Malaria cases increase with deforestation, researchers have found, while new roads through the rain forest provide corridors for the migration of people, insects and animals that serve as intermediate hosts for pathogens, Wilson said.
Amid this web of causes and effects, developing countries must define policies that make the best use of scarce resources. While providing safe drinking water or treating wastewater might seem more pressing, failing to prevent climate-related health problems will also have a cost, Corvalán said.
Dr. William Checkley, a disease control and epidemiology specialist at the Johns Hopkins School of Public Health in Baltimore, found that wintertime admissions to the oral rehydration unit at the Children's Health Institute in Lima, the country's largest public children's hospital, doubled during the 1997-1998 El Niño.

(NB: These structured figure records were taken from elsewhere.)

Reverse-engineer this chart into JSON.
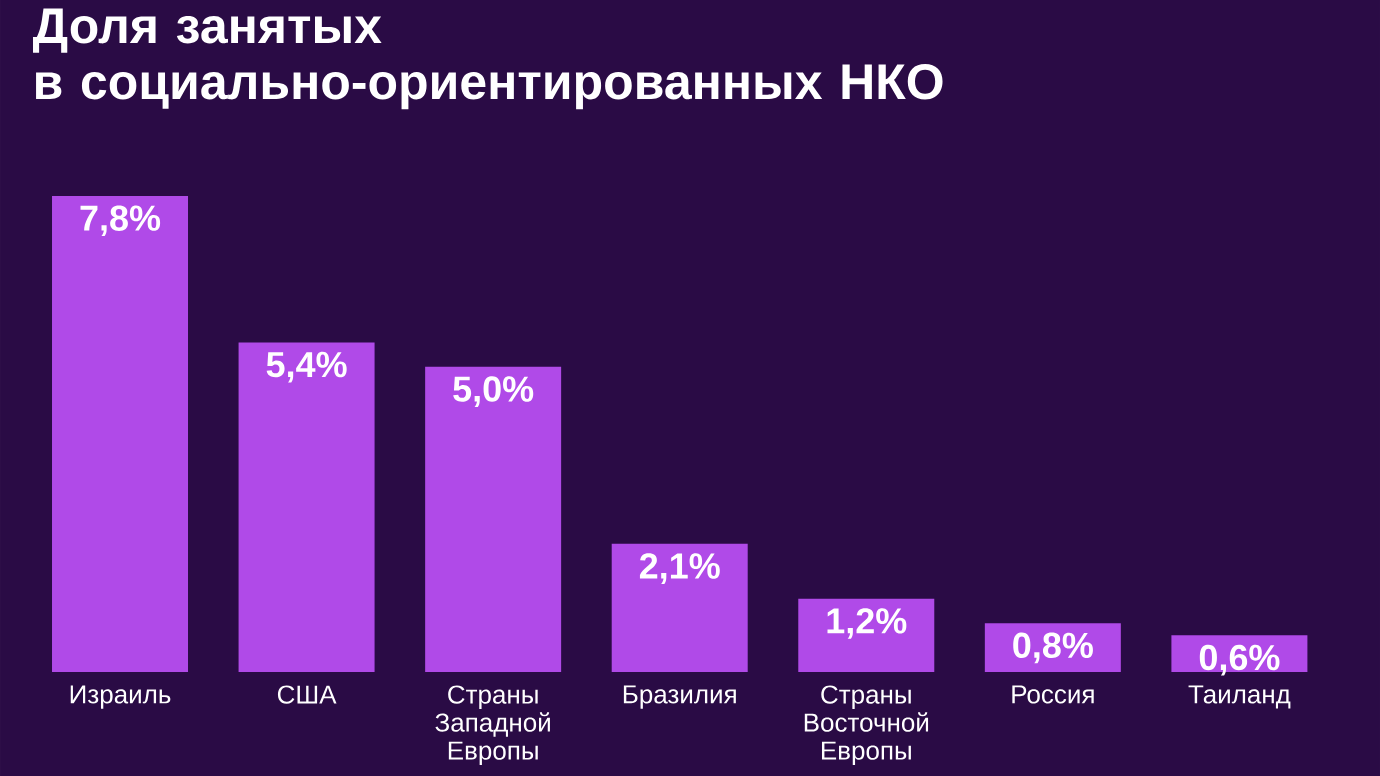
{
  "chart_data": {
    "type": "bar",
    "title": "Доля занятых\nв социально-ориентированных НКО",
    "categories": [
      "Израиль",
      "США",
      "Страны Западной Европы",
      "Бразилия",
      "Страны Восточной Европы",
      "Россия",
      "Таиланд"
    ],
    "values": [
      7.8,
      5.4,
      5.0,
      2.1,
      1.2,
      0.8,
      0.6
    ],
    "value_labels": [
      "7,8%",
      "5,4%",
      "5,0%",
      "2,1%",
      "1,2%",
      "0,8%",
      "0,6%"
    ],
    "color": "#b04ae8"
  }
}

"It changed winter into summer," he said, allowing the bacteria and parasites to flourish. Checkley estimated that the 6,225 additional cases of diarrhea attributable to El Niño cost $277,000 to treat.
Having access to climate and disease data allows health officials to target their policies. Because bartonellosis cases also spike a few months after rising temperatures are registered, there is time to spray for sand flies in endemic areas, said Nelson Solórzano, who heads the bartonellosis unit at the hospital in Caraz
The best investment now, Wilson said, would be in setting up regional surveillance networks of climatologists, entomologists and experts in human, animal and even plant diseases.
"If you don't have a network in place," she said, "it becomes hard, when there's a crisis, to respond immediately."